- Nawanpind Location in Punjab, India Nawanpind Nawanpind (India)
- Coordinates: 31°23′54″N 75°20′07″E﻿ / ﻿31.398257°N 75.335388°E
- Country: India
- State: Punjab
- District: Kapurthala

Government
- • Type: Panchayati raj (India)
- • Body: Gram panchayat

Population (2011)
- • Total: 928
- Sex ratio 477/451♂/♀

Languages
- • Official: Punjabi
- • Other spoken: Hindi
- Time zone: UTC+5:30 (IST)
- PIN: 144601
- Telephone code: 01822
- ISO 3166 code: IN-PB
- Vehicle registration: PB-09
- Website: kapurthala.gov.in

= Nawanpind =

Nawanpind is a village in Kapurthala district of Punjab State, India. It is located 4 km from Kapurthala, which is both district and sub-district headquarters of Nawanpind.

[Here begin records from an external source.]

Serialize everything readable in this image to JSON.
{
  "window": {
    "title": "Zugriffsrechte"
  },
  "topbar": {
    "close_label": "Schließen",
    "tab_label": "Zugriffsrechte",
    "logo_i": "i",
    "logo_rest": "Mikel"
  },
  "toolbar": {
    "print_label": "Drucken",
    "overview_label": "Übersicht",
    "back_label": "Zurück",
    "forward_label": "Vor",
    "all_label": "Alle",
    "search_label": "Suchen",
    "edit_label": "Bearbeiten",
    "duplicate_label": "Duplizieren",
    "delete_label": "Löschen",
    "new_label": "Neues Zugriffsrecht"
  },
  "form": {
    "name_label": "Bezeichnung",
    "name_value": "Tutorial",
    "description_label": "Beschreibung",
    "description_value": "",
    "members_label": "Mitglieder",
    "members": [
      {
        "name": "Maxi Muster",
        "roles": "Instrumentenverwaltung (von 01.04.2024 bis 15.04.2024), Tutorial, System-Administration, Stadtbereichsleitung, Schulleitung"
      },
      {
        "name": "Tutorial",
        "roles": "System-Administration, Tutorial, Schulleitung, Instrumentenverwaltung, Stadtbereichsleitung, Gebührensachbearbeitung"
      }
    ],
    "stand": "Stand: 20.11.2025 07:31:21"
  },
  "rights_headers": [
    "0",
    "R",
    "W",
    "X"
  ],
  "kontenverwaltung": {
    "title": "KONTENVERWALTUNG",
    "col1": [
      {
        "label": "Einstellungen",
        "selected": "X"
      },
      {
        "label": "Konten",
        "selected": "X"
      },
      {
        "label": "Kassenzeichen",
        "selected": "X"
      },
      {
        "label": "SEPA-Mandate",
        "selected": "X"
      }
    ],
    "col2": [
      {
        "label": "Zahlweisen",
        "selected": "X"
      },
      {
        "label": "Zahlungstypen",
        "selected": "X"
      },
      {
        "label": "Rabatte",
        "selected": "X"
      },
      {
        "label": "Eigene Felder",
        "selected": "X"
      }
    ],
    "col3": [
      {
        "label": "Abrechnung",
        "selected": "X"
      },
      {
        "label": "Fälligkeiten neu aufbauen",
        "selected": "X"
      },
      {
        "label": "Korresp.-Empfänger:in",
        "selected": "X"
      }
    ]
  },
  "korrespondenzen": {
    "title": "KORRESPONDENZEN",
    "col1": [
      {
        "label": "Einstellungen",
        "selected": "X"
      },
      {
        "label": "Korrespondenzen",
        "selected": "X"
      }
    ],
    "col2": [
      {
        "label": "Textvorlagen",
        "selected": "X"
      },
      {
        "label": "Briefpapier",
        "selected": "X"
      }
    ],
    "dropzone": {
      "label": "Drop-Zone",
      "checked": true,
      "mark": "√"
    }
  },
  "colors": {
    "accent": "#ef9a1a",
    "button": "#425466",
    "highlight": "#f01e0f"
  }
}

The village is administrated by a Sarpanch, who is an elected representative.

== Demography ==
According to the report published by Census India in 2011, Nawanpind has total number of 187 houses and population of 928 of which include 477 males and 451 females. Literacy rate of Nawanpind is 82.47%, higher than state average of 75.84%. The population of children under the age of 6 years is 101 which is 10.88% of total population of Nawanpind, and child sex ratio is approximately 980, higher than state average of 846.

== Population data ==

| Particulars | Total | Male | Female |
|---|---|---|---|
| Total No. of Houses | 187 | - | - |
| Population | 928 | 477 | 451 |
| Child (0-6) | 101 | 51 | 50 |
| Schedule Caste | 249 | 130 | 119 |
| Schedule Tribe | 0 | 0 | 0 |
| Literacy | 82.47 % | 85.21 % | 79.55 % |
| Total Workers | 273 | 241 | 32 |
| Main Worker | 263 | 0 | 0 |
| Marginal Worker | 10 | 6 | 4 |

==Air travel connectivity==
The closest airport to the village is Sri Guru Ram Dass Jee International Airport.